Jan 6, 2020 | AFP, Asia, China, Escape, News

by AFP
China's annual ice festival in Harbin has kicked off with couples lining up for a snow-themed mass wedding, swimmers braving frigid waters and frozen palaces rising from the ground.

Fireworks marked the festival’s opening

Fireworks marked the festival’s opening on Sunday night as tourists wandered between colourfully illuminated ice towers and monuments in the northeastern city.

A ‘mass ice and snow wedding’ took place

Earlier in the day, 43 brides in lace wedding gowns and down jackets waited in line with grooms to take part in a “mass ice and snow wedding”.

A few brave swimmers plunged into a pool carved from the frozen Songhua River on a day when temperatures stayed below minus seven degrees Celsius (19 Fahrenheit) even in the afternoon.

This year’s festival required 170,000 cubic meters of ice

This year’s Harbin International Ice and Snow Festival in the province of Heilongjiang required 170,000 cubic metres (six million cubic feet) of ice harvested from the Songhua River by more than 100 workers.

The workers toiled for hours on the ice each day in the weeks before the festival, cutting out thousands of pieces of ice every 12-hour shift. 

The Harbin festival, featuring glittering palaces and fantastical scenes sculpted out of ice, has drawn millions of people over the years to one of China’s coldest cities.

This year’s festivities will coincide with the city’s first skiing marathon this week, according to the official Xinhua news agency.

China has ramped up its promotion of snow and ice tourism ahead of the 2022 Winter Olympics in Beijing.

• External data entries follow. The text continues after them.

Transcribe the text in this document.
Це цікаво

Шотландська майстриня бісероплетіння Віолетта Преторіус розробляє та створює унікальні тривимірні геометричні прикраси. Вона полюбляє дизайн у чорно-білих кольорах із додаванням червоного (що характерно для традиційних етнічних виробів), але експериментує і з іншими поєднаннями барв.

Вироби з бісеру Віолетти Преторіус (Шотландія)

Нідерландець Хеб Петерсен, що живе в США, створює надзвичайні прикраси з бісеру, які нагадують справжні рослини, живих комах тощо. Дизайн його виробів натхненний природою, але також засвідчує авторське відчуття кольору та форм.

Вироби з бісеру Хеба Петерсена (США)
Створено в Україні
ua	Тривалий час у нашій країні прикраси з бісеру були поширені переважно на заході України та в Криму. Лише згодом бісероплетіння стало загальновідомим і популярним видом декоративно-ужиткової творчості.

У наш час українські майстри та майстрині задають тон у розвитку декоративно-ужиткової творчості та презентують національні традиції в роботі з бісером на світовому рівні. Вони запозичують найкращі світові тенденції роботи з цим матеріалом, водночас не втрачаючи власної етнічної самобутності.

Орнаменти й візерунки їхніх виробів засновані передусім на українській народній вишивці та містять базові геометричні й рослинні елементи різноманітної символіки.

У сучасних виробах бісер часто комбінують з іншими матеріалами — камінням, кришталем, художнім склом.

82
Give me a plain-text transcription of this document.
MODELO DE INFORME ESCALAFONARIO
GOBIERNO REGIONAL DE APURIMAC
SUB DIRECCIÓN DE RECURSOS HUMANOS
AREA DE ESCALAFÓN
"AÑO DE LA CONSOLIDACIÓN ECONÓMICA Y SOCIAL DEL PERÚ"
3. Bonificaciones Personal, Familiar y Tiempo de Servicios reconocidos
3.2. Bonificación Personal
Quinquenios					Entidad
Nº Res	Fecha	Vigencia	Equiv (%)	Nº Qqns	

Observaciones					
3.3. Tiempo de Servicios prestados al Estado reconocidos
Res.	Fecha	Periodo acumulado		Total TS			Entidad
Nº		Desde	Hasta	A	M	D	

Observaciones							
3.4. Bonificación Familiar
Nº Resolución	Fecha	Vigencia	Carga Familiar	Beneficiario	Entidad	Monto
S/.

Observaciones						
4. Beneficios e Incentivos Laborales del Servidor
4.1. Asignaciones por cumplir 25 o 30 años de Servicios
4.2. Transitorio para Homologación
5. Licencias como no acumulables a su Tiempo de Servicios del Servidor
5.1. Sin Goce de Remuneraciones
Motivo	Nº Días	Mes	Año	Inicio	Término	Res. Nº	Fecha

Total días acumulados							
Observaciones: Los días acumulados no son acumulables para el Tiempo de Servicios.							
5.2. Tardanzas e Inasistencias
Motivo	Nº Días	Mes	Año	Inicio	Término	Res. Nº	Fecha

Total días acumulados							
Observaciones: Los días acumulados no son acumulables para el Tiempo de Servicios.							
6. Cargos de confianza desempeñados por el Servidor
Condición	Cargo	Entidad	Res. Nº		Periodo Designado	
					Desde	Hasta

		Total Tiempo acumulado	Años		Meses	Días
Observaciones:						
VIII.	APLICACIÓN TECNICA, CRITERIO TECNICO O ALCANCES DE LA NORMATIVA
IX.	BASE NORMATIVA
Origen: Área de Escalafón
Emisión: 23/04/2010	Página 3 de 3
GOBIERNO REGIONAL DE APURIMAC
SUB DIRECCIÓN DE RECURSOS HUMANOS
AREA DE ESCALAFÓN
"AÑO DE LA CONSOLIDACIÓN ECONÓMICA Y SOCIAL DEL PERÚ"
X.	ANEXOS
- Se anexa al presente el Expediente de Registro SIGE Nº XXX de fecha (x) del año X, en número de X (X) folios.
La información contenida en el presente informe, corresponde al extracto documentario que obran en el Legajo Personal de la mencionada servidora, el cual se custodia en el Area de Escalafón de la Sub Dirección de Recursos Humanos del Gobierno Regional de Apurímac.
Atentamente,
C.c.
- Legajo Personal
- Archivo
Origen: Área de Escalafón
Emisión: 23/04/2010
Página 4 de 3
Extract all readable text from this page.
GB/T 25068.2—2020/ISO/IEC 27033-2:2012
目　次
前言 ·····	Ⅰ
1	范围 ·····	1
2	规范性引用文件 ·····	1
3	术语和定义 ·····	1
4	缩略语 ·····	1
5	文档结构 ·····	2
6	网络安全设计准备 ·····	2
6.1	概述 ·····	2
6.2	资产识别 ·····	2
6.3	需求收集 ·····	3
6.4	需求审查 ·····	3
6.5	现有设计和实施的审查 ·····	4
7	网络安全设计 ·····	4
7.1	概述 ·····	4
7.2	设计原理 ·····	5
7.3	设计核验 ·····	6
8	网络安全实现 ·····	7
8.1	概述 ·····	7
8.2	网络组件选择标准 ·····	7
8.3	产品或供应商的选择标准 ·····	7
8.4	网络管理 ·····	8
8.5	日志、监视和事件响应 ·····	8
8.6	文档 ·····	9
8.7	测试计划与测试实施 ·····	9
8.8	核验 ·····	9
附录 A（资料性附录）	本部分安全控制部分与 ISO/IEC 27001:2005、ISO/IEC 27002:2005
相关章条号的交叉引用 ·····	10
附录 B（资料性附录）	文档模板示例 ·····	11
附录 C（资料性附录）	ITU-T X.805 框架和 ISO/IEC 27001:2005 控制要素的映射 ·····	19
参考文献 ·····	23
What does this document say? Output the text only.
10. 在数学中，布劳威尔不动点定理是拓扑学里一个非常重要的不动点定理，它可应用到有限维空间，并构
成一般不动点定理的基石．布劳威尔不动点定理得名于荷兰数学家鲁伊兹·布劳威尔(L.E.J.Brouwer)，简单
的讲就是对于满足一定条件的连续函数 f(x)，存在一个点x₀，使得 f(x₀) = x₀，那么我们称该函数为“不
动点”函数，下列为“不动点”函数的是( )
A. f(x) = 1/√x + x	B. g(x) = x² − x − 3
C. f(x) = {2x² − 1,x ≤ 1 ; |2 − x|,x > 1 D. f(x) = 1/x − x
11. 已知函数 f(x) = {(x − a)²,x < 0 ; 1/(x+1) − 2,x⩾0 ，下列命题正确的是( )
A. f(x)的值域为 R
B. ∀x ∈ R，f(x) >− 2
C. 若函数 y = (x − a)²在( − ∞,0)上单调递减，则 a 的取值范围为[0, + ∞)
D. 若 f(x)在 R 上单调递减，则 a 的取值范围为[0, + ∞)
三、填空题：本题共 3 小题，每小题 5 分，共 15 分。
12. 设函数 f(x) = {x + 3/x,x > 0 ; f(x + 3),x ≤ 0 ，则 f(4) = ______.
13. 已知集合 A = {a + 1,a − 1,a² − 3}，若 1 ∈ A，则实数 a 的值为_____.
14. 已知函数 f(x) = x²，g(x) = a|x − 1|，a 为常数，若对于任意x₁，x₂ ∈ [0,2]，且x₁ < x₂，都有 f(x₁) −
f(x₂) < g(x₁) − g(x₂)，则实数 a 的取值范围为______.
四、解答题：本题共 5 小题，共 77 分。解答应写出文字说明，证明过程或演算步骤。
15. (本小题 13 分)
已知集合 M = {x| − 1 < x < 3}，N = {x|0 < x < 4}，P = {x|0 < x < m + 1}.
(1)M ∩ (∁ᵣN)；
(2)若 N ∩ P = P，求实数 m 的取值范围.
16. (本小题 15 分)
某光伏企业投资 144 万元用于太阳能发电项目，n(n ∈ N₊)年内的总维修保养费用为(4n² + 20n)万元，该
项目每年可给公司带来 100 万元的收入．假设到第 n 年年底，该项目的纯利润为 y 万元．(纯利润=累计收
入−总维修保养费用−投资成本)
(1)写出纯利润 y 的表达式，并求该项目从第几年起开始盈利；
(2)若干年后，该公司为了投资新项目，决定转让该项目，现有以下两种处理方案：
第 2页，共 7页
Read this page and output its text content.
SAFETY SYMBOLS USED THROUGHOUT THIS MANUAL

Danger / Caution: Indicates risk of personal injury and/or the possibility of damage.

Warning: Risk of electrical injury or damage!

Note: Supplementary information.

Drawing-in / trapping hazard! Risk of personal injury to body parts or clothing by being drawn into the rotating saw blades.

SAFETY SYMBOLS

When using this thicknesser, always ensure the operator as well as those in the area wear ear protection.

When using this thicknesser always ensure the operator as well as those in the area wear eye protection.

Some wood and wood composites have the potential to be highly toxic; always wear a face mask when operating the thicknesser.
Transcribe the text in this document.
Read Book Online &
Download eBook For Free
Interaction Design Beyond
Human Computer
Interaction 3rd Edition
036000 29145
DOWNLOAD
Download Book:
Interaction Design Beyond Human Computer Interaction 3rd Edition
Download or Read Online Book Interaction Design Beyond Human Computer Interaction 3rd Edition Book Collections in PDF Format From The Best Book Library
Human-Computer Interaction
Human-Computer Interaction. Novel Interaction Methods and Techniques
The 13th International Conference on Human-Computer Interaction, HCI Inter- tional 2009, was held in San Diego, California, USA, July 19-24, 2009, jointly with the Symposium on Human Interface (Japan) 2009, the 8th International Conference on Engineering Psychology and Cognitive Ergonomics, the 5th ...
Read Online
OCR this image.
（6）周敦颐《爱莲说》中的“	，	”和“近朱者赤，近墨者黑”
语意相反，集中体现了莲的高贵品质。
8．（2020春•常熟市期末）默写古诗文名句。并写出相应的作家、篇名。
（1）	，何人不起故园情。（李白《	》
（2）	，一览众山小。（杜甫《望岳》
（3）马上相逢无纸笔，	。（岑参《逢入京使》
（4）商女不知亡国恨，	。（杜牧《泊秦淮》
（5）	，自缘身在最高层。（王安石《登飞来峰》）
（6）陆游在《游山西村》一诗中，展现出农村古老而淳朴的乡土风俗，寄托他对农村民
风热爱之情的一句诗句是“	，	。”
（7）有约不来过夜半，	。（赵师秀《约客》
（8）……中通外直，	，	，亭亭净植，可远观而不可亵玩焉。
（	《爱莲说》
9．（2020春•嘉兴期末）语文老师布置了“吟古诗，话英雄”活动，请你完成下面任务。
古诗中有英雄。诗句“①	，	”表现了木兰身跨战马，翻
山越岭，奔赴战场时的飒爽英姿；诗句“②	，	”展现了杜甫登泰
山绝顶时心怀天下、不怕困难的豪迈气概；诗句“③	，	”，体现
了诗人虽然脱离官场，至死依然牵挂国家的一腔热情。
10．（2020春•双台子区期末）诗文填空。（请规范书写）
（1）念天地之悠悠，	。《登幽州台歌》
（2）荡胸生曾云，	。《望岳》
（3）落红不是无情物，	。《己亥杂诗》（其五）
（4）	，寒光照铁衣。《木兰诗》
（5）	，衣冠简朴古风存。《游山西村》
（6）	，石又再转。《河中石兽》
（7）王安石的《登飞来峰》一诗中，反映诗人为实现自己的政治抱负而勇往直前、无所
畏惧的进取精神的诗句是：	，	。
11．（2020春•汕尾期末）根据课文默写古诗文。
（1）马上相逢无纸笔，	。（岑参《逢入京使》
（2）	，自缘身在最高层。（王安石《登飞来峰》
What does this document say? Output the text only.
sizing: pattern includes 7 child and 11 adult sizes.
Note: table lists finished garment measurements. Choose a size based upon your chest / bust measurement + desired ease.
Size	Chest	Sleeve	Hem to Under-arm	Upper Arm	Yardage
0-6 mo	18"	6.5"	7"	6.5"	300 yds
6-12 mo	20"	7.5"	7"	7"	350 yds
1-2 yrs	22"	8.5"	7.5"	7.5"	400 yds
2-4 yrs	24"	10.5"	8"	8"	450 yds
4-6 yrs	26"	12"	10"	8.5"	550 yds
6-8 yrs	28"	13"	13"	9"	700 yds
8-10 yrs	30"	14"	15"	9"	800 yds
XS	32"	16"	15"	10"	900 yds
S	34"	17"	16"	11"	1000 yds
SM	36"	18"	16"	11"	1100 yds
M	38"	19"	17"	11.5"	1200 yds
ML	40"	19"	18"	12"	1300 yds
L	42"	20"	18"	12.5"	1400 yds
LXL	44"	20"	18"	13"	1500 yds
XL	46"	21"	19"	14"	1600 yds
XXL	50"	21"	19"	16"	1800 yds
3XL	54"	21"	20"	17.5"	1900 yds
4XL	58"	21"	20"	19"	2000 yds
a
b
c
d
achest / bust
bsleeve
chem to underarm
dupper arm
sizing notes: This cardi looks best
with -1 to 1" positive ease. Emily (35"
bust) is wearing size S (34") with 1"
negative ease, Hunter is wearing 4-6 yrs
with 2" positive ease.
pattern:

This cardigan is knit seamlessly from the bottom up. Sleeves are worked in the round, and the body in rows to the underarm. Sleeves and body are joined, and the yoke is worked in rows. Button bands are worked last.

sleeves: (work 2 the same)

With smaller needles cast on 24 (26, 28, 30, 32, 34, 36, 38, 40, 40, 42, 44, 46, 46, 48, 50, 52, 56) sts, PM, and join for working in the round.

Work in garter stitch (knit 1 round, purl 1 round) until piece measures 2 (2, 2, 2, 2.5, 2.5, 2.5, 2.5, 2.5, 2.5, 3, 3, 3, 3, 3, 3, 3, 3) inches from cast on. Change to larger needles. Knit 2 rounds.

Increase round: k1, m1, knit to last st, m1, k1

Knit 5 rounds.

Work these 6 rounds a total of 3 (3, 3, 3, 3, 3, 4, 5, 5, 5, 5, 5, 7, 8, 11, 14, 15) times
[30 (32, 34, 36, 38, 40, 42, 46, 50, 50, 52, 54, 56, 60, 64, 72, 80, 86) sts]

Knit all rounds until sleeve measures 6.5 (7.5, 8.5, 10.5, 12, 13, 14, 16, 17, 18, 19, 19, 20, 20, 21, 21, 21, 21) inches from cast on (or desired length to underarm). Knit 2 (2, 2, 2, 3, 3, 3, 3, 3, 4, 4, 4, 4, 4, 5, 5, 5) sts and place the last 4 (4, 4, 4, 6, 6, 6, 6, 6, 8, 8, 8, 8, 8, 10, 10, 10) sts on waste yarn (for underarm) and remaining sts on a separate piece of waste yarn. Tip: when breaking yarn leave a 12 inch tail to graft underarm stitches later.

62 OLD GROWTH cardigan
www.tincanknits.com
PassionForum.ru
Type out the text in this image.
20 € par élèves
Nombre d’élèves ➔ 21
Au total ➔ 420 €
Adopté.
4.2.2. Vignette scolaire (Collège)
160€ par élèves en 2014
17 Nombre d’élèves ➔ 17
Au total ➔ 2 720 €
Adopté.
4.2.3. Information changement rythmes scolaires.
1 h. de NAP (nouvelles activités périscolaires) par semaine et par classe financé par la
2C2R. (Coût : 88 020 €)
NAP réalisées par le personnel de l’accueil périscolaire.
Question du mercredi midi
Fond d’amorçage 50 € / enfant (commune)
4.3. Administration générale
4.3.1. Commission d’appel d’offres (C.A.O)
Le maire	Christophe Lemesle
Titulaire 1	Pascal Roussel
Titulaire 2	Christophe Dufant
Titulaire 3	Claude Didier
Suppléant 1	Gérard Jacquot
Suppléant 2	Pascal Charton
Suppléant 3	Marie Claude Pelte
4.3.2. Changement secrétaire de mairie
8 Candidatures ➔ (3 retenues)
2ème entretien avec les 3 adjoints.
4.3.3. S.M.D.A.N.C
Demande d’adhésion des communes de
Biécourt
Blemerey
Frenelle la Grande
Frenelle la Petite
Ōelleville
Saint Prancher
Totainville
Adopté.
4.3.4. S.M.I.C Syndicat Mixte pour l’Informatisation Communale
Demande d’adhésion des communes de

An expressway is under construction linking Beijing and Zhangjiakou, a city in northern Hebei province that will co-host the Olympics, while a high-speed railway line connecting the two cities opened on December 30.

China expects 340 million people to visit snow and ice attractions in the 2021-2022 winter season, up from 224 million in the 2018-2019 season, Xinhua reported Monday.